A few years ago, I learned to use Elasticsearch. It took awhile for me for grok and wrap my head around, to map it to my SQL foundation.

Refreshed Summary

I think this gist is still correct. It’s interesting that the interface was a REST API and the query language was a JSON blob. This reduces the dynamic nature of it, as you couldn’t spontaneously spin up a SQL cli and hand-write a fully formed SQL query. You needed to write or maintain the JSON query and edit it, using a JSON editor. Because noone should have to deal with bullshit like lack of trailing commas.

Size Key

The size key is how you tell elasticsearch the limits. Elasticsearch will happily run off to its clusters, run the query, and collect and collate a massive result set. An orchestrator somewhere is going to make the call to cutoff and tell nodes to relax.

Aggs Key

The aggs key is how you perform aggregation functions. It’s a separate key, which doesn’t jive with SQL, where aggregation functions are projection components of the query.

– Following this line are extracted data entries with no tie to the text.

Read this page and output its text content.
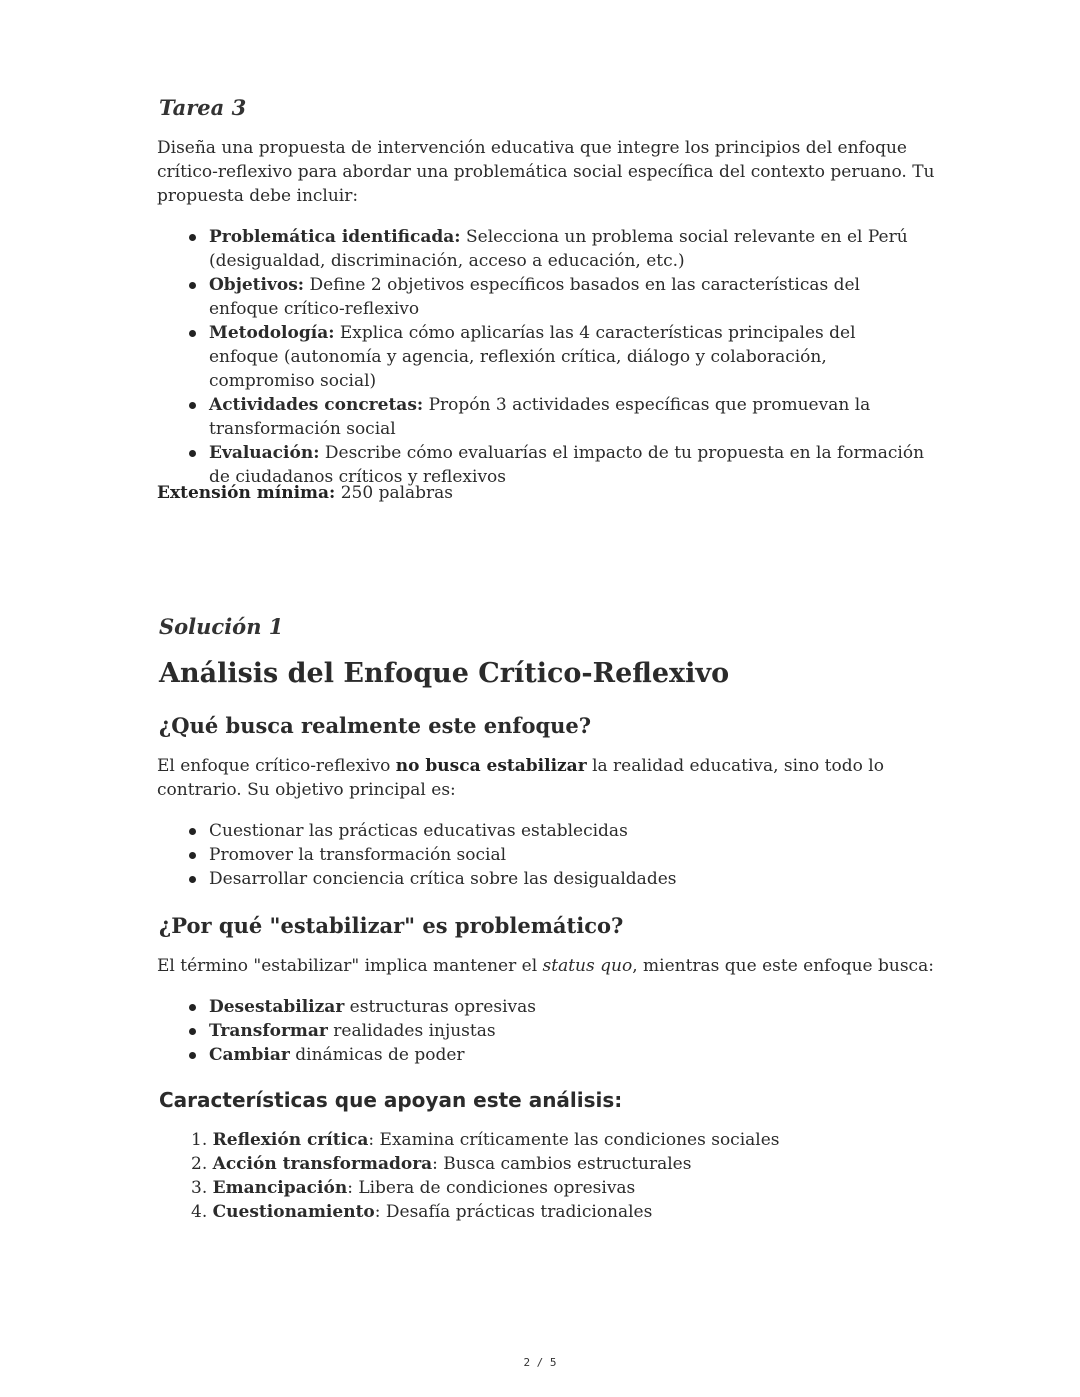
Tarea 3

Diseña una propuesta de intervención educativa que integre los principios del enfoque crítico-reflexivo para abordar una problemática social específica del contexto peruano. Tu propuesta debe incluir:

Problemática identificada: Selecciona un problema social relevante en el Perú (desigualdad, discriminación, acceso a educación, etc.)
Objetivos: Define 2 objetivos específicos basados en las características del enfoque crítico-reflexivo
Metodología: Explica cómo aplicarías las 4 características principales del enfoque (autonomía y agencia, reflexión crítica, diálogo y colaboración, compromiso social)
Actividades concretas: Propón 3 actividades específicas que promuevan la transformación social
Evaluación: Describe cómo evaluarías el impacto de tu propuesta en la formación de ciudadanos críticos y reflexivos

Extensión mínima: 250 palabras

Solución 1
Análisis del Enfoque Crítico-Reflexivo
¿Qué busca realmente este enfoque?

El enfoque crítico-reflexivo no busca estabilizar la realidad educativa, sino todo lo contrario. Su objetivo principal es:

Cuestionar las prácticas educativas establecidas
Promover la transformación social
Desarrollar conciencia crítica sobre las desigualdades
¿Por qué "estabilizar" es problemático?

El término "estabilizar" implica mantener el status quo, mientras que este enfoque busca:

Desestabilizar estructuras opresivas
Transformar realidades injustas
Cambiar dinámicas de poder
Características que apoyan este análisis:
1. Reflexión crítica: Examina críticamente las condiciones sociales
2. Acción transformadora: Busca cambios estructurales
3. Emancipación: Libera de condiciones opresivas
4. Cuestionamiento: Desafía prácticas tradicionales
2 / 5
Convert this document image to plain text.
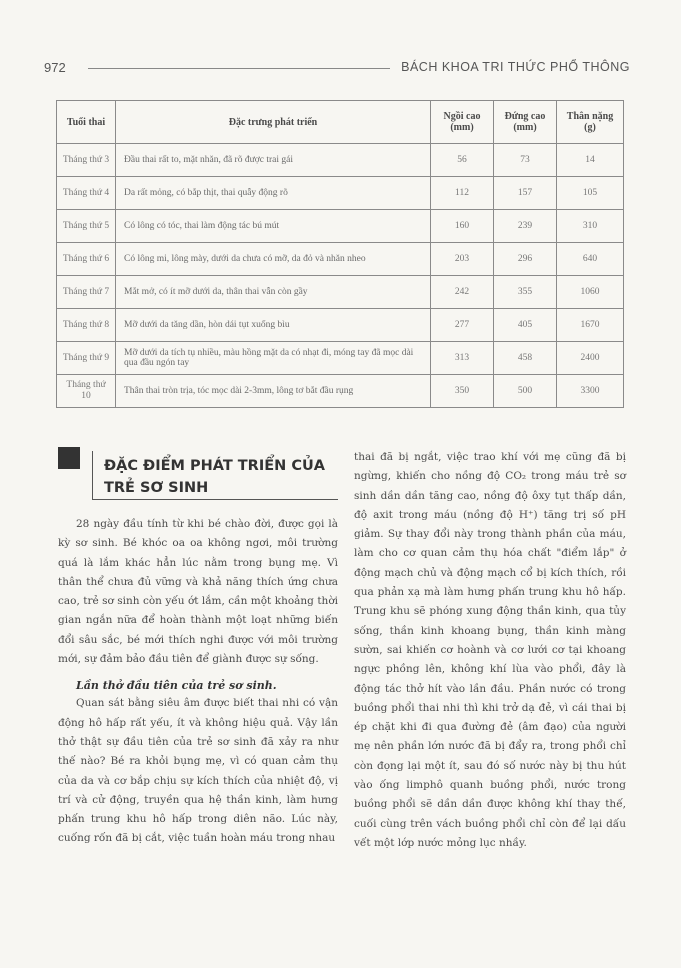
972	BÁCH KHOA TRI THỨC PHỔ THÔNG
Tuổi thai	Đặc trưng phát triển	Ngồi cao (mm)	Đứng cao (mm)	Thân nặng (g)
Tháng thứ 3	Đầu thai rất to, mặt nhăn, đã rõ được trai gái	56	73	14
Tháng thứ 4	Da rất mỏng, có bắp thịt, thai quẫy động rõ	112	157	105
Tháng thứ 5	Có lông có tóc, thai làm động tác bú mút	160	239	310
Tháng thứ 6	Có lông mi, lông mày, dưới da chưa có mỡ, da đỏ và nhăn nheo	203	296	640
Tháng thứ 7	Mắt mở, có ít mỡ dưới da, thân thai vẫn còn gầy	242	355	1060
Tháng thứ 8	Mỡ dưới da tăng dần, hòn dái tụt xuống bìu	277	405	1670
Tháng thứ 9	Mỡ dưới da tích tụ nhiều, màu hồng mặt da có nhạt đi, móng tay đã mọc dài qua đầu ngón tay	313	458	2400
Tháng thứ 10	Thân thai tròn trịa, tóc mọc dài 2-3mm, lông tơ bắt đầu rụng	350	500	3300
ĐẶC ĐIỂM PHÁT TRIỂN CỦA TRẺ SƠ SINH

28 ngày đầu tính từ khi bé chào đời, được gọi là kỳ sơ sinh. Bé khóc oa oa không ngơi, môi trường quá là lắm khác hẳn lúc nằm trong bụng mẹ. Vì thân thể chưa đủ vững và khả năng thích ứng chưa cao, trẻ sơ sinh còn yếu ớt lắm, cần một khoảng thời gian ngắn nữa để hoàn thành một loạt những biến đổi sâu sắc, bé mới thích nghi được với môi trường mới, sự đảm bảo đầu tiên để giành được sự sống.

Lần thở đầu tiên của trẻ sơ sinh.

Quan sát bằng siêu âm được biết thai nhi có vận động hô hấp rất yếu, ít và không hiệu quả. Vậy lần thở thật sự đầu tiên của trẻ sơ sinh đã xảy ra như thế nào? Bé ra khỏi bụng mẹ, vì có quan cảm thụ của da và cơ bắp chịu sự kích thích của nhiệt độ, vị trí và cử động, truyền qua hệ thần kinh, làm hưng phấn trung khu hô hấp trong diên não. Lúc này, cuống rốn đã bị cắt, việc tuần hoàn máu trong nhau

thai đã bị ngắt, việc trao khí với mẹ cũng đã bị ngừng, khiến cho nồng độ CO₂ trong máu trẻ sơ sinh dần dần tăng cao, nồng độ ôxy tụt thấp dần, độ axit trong máu (nồng độ H⁺) tăng trị số pH giảm. Sự thay đổi này trong thành phần của máu, làm cho cơ quan cảm thụ hóa chất "điểm lắp" ở động mạch chủ và động mạch cổ bị kích thích, rồi qua phản xạ mà làm hưng phấn trung khu hô hấp. Trung khu sẽ phóng xung động thần kinh, qua tủy sống, thần kinh khoang bụng, thần kinh màng sườn, sai khiến cơ hoành và cơ lưới cơ tại khoang ngực phồng lên, không khí lùa vào phổi, đây là động tác thở hít vào lần đầu. Phần nước có trong buồng phổi thai nhi thì khi trở dạ đẻ, vì cái thai bị ép chặt khi đi qua đường đẻ (âm đạo) của người mẹ nên phần lớn nước đã bị đẩy ra, trong phổi chỉ còn đọng lại một ít, sau đó số nước này bị thu hút vào ống limphô quanh buồng phổi, nước trong buồng phổi sẽ dần dần được không khí thay thế, cuối cùng trên vách buồng phổi chỉ còn để lại dấu vết một lớp nước mỏng lục nhầy.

The children of aggs is the name for the new aggregate field. Then you define the aggregation you want to perform for that term, be it COUNT, DISTINCT, SUM, etc. You also define the term that the aggregation is performed on. All this to say, it’s a weird inversion and isolation of the aggregation-relevant components of a SQL query. It might makes sense but it’s been very hard to break away from my existing SQL mental model.

Query Key

The query key is the filter component of a query. You specify conditions for qualification into result set. Bool is binary qualification, which is how SQL filtering works. The reason for calling this out is that Elasticsearch has scoring, as it’s use case is for searching, especially in a fuzzy manner. I have not used this much but I imagine it can be powerful to find close matches. Think matching “test” and getting results that include “test1” and “test2”, with respective scoring. You can set a score cut off and relax it as needed, if the results are sparse.

Conclusion

I’d be interested in being able to play with elasticsearch again. It’s clearly very powerful and I feel like a toddler trying to get it to do what I want. I think using it more for fuzzy search and results would better showcase its strength.